インバウンド

EIMONの楽苦我記

李英門のビジネス活動の記録です。

#62 日本製楽器の魅力:御茶ノ水を訪れる外国人観光客

御茶ノ水は世界でも珍しい楽器専門街として知られており、JR御茶ノ水駅から続く明大通りには約50の楽器店が立ち並んでいます。
先日、ぷらっとその街に行ってきました。

数年前に行った時は考えてもみませんでしたが、改めて、、、
この街もインバウンドの波が来ているのか?

調べてみたら、
楽器購入を目的に日本を訪れる外国人観光客は確実に存在し、特に御茶ノ水楽器街は聖地のような場所になっています。

店内にずらりと並ぶギター。試奏もできます!


🎸 御茶ノ水楽器街の外国人観光客増加


この街が外国人観光客にとって特別な場所となっている理由は、Made in Japanや限定品の楽器を求めて多くの海外のプロミュージシャンや観光客が訪れているからです

実際に、楽器店では(御茶ノ水に限らす)外国人スタッフの充実が進んでおり、英語や中国語、スペイン語を話せるスタッフを配置して海外客への対応を強化しています。
これは明らかに外国人観光客の楽器購入ニーズが高いことを示しています。

📈 インバウンド楽器市場の成長要因
2025年のインバウンド市場の好調が楽器購入にも影響しています。
2025年1-3月期の訪日外国人旅行者数は前年同期比23.1%増の1,053万人を記録し、このうち民芸品・伝統工芸品の購入率は23.7%に達しています。

楽器、特に和楽器や日本製楽器は伝統工芸品としての側面も持っており、この需要に含まれています。

楽器市場の調査でも、インバウンド需要の再燃により外国人観光客向けに和楽器や伝統楽器体験需要が拡大し、観光地の土産物店や体験型施設での活用が進んでいることが報告されています。

🌏 日本製楽器の海外での高い評価

日本製楽器が海外で高く評価される理由は複数あります。

フェンダー・ジャパンやヤマハなどの日本製楽器は、海外のギター愛好家から「Made in Japan時代のSquierは良かった」「日本に行ったら御茶ノ水の楽器街に行きたい」という声が多く聞かれます。
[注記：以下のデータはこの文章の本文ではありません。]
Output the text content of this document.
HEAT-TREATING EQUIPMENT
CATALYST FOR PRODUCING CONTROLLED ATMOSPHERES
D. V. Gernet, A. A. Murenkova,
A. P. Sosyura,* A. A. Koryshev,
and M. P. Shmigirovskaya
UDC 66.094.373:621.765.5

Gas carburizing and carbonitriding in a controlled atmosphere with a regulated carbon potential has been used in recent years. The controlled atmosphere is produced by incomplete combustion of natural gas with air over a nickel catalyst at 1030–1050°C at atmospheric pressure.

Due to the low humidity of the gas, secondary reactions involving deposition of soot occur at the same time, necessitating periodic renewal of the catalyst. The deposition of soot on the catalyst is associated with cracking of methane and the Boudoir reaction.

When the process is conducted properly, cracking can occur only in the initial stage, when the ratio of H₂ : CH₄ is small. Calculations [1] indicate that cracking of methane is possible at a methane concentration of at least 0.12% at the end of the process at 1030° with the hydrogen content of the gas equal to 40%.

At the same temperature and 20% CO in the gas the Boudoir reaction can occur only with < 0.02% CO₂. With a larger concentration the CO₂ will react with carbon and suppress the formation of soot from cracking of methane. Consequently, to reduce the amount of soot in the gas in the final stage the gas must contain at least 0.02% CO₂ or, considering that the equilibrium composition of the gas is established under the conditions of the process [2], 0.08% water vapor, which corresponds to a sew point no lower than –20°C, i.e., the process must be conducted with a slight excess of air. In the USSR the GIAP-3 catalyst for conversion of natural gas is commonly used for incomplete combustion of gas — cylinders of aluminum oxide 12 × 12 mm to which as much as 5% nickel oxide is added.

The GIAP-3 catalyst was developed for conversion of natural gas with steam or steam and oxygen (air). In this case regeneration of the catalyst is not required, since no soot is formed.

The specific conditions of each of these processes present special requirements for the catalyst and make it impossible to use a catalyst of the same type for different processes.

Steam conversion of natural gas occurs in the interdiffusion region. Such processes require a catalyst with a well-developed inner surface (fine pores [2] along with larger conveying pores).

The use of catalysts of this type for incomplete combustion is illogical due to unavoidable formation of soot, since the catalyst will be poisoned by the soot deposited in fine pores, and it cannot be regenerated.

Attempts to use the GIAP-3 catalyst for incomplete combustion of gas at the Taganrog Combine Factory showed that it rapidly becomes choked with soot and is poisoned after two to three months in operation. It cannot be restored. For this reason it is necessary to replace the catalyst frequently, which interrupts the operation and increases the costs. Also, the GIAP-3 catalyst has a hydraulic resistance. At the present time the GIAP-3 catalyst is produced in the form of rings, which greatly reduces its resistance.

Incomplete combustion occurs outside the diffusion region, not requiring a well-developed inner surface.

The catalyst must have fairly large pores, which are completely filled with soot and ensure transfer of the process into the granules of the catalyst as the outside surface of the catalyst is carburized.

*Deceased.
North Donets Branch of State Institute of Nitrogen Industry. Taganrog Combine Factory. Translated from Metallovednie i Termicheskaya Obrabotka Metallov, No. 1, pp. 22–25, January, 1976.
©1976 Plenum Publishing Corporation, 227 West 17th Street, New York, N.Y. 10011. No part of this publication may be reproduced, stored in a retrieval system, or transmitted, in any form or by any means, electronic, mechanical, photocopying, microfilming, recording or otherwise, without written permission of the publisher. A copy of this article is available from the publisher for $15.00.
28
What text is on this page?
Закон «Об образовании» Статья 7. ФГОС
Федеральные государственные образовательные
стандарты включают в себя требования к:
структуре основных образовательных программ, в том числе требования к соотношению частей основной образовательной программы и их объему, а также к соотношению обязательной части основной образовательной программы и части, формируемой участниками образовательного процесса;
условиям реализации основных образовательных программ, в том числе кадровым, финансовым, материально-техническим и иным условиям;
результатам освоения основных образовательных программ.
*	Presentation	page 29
特にヤマハの楽器については、「楽器の純粋な音色で表現されている楽曲が多い」として、楽器の音色がクリアに表現されていることが海外で評価されています。

また、フェンダーの旗艦店では開店から約4か月で訪日観光客を含めて来店者数が10万人を超え、明らかに海外からの楽器購入需要が存在することが証明されています。

💡 楽器店の戦略的対応
御茶ノ水の楽器店は、このインバウンド需要を見据えた戦略を展開しています。
知識豊富なスタッフによる丁寧な接客と、多言語対応スタッフの配置により、外国人観光客が安心して楽器を購入できる環境を整備しています。

📊 市場規模と将来性
楽器の世界市場は2024-2029年に21億1,440万米ドル、予測期間中のCAGRは4%で成長すると予測されており、この成長の一部はインバウンド需要も寄与しています。日本の楽器市場も2030年には約1,700億円に成長し、その中でインバウンド需要の再燃が重要な成長ドライバーの一つとして位置づけられています。

🔍 まとめ
御茶ノ水で目撃された外国人観光客の楽器購入行動は、決して偶然ではないことがはっきりとしました。

日本製楽器の高い品質と独自性、御茶ノ水楽器街の充実した品揃え、そしてインバウンド市場の好調が相まって、楽器購入を目的とした訪日観光客は確実に存在しています。
特に、「決めうちで来た」という観察は的確で、彼らは事前に調べてきた目的意識の高い購入者なのです。
この傾向は今後も続くと予想され、楽器業界にとって新たな市場機会となっていくのか、今後も見ていきたいと思います!